Également questionnée sur le rôle de l’Etat, Viva for Life se défend en ces mots : « Aujourd’hui, malgré les efforts importants consentis par les pouvoirs publics au niveau régional, fédéral, et même européen, la pauvreté continue de progresser dans notre pays et dans notre communauté. [...] L’opération Viva for Life est mise sur pied dans cette optique, avec l’ambition de mobiliser les entreprises, les associations, les donateurs… et les pouvoirs publics bien entendu. Cette action portée par Vivacité est complémentaire à celles menées par les pouvoirs publics, et est un signal fort de la RTBF pour susciter une prise de conscience sur l’ampleur du problème. »

Du côté des bénéficiaires de ces dons, l’avis est partagé. L’asbl Passages est une association qui propose aux enfants de moins de 4 ans et à leurs parents un lieu d’échange, de jeu. Subventionnée pour la 3ème fois par Viva for Life, l’association est ravie de ces financements qui lui permettent principalement de renforcer le personnel afin d’accueillir davantage d’enfants. Josette Charles, coordinatrice de l’asbl, émet toutefois quelques réserves : « Bien entendu ces subsides ne sont pas suffisants… Par ailleurs, je pense que ce n’est pas à la population qu’il faut demander de pallier le manque de conscientisation des pouvoirs publics. »

Elle poursuit : « C’est malheureusement un peu dommage de devoir en arriver à un tel show médiatique. Ce qui est néanmoins positif, c’est que Viva for Life permet de parler de la précarité de ces enfants, de ces familles. »

Même si l’intention est louable, les dons et la générosité pour Viva for Life ne sortiront pas les enfants de la pauvreté. En Belgique, 1 enfant sur 4 vit dans la pauvreté, c’est donc une problématique de taille. La comprendre est essentiel. La combattre aussi. Il y a 10 ans d’ici, Bernard De Vos, Délégué général aux droits de l’enfant, publiait un rapport sur la pauvreté infantile. Il y a peu, un nouveau rapport est sorti.
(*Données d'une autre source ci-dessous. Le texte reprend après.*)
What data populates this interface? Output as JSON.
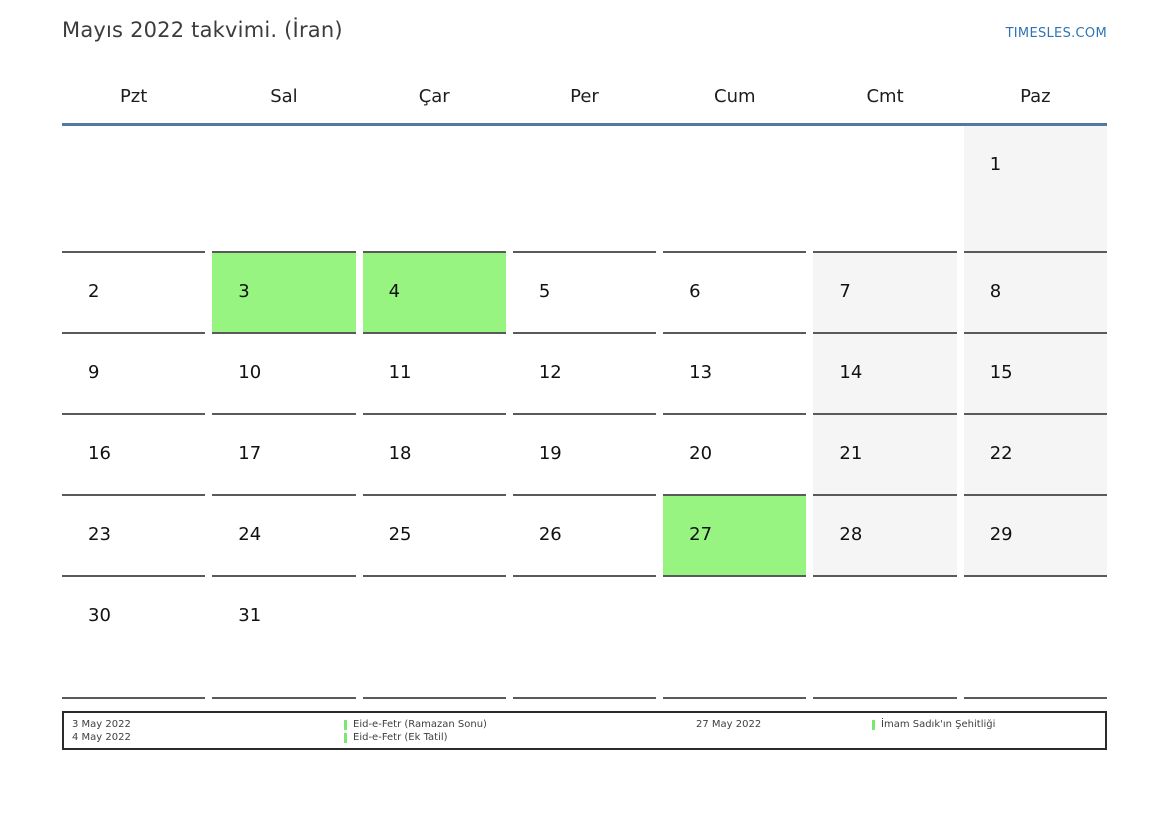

Bernard De Vos partage ce constat alarmant : « La pauvreté, malgré les plans et les louables intentions politiques en la matière, est bien loin d’avoir reculé. Dix ans après, rien n’a changé. Dix ans plus tard, c’est en réalité bien pire. » Des paroles qui annoncent la couleur…

Safia Choujaâ

Sources :

[1] Ce mot désigne souvent l’utilisation d’actions caritatives à des fins d’image ou de promotion des ventes par des sociétés privées n’ayant pas de finalité caritative.